We stood around him and I massaged his feet and gave him as much love as I could to carry him on this journey that he was so clearly already on. I kept reminding myself that it was okay, that his time had come. By reminding myself, I guess I was also sending out visions that it was okay for him to let go finally. He had been in a lot of pain and he was very very ill and it was time. There were moments of waiting, hoping that he’d take another breath, but there was also hoping that he didn’t. When he finally he didn’t it was like, “Oh… fuck. That’s it. He will actually never take another breath.” It was very overwhelming. It was also very beautiful. The greatest gift that anyone has ever offered me is allowing me to be present for their dying.

HS: Why do you say that?

AA: Because it’s such a delicate space. It’s such a vulnerable place. It’s such an intimate space. It’s so profound to witness life leave, to see what the end actually looks like, or what the end of this life, as we know it, looks like. Have you ever seen a baby being born? When a baby is being born you feel like, “Oh my god, life has begun.” When somebody dies it’s like, “Oh my god, life has ended.” No more words to be spoken. They will never create anything else. He’s not making anything. He’s not talking to anybody. He’s not putting his hands on anything again. We’ll have no memories of him from this point forwards. This is it. There is a period on this. Similarly when life begins, before this first breath was taken there was nothing, then there’s a brand new life. When life ends it’s like closed book, but can’t open it again.

HS: A birth is intense so I imagine witnessing a death would also be emotionally trippy. It’s like witnessing the edge of the unknown.

AA: I’ve likened it to walking a human as far as you can go with them before you have to turn around.

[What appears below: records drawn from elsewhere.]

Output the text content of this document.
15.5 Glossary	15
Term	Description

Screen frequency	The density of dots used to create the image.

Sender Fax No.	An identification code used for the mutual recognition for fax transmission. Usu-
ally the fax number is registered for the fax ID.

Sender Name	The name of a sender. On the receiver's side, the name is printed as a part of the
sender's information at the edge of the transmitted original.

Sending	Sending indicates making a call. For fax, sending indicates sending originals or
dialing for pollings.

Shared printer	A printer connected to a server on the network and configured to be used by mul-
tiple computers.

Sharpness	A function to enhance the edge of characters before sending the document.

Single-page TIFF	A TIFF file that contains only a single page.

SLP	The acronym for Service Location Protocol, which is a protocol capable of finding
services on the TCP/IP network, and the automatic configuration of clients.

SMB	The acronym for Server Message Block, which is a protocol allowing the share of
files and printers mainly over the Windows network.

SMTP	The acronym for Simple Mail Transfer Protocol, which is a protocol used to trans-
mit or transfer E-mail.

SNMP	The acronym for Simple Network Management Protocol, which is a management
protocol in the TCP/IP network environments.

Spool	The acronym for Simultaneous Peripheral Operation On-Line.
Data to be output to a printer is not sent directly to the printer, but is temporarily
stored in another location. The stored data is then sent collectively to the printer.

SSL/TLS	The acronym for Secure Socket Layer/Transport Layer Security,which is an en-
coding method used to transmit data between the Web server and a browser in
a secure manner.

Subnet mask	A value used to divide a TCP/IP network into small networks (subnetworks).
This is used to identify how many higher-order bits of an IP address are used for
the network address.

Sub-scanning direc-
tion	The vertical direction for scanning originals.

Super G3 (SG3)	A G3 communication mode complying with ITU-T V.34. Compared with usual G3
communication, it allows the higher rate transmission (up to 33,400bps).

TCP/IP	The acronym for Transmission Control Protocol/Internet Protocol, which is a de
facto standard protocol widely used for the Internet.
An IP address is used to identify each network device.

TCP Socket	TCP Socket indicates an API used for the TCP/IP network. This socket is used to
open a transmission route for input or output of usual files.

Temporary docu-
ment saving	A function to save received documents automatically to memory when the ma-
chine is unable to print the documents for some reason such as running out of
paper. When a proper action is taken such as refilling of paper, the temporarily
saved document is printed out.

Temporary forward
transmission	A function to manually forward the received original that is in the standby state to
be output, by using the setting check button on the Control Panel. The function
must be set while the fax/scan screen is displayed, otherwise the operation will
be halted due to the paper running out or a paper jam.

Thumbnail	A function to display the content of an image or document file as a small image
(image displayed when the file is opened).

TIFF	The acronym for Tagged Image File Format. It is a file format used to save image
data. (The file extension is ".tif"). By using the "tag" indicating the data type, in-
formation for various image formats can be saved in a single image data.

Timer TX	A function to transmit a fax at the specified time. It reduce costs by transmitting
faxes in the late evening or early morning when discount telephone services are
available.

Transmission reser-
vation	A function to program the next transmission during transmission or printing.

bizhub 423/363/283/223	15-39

We take them to a certain spot and then at some point we can’t go any further.

I dreamt about my brother-in-law. It was a vibrant colorful dream. There was a parade going by. There was confetti in the air — moving, floating in the air, not falling. It was like there was no gravity for the confetti. Everything was super sparkly. We came out of the parade and my brother-in-law was like, “What are you doing here?”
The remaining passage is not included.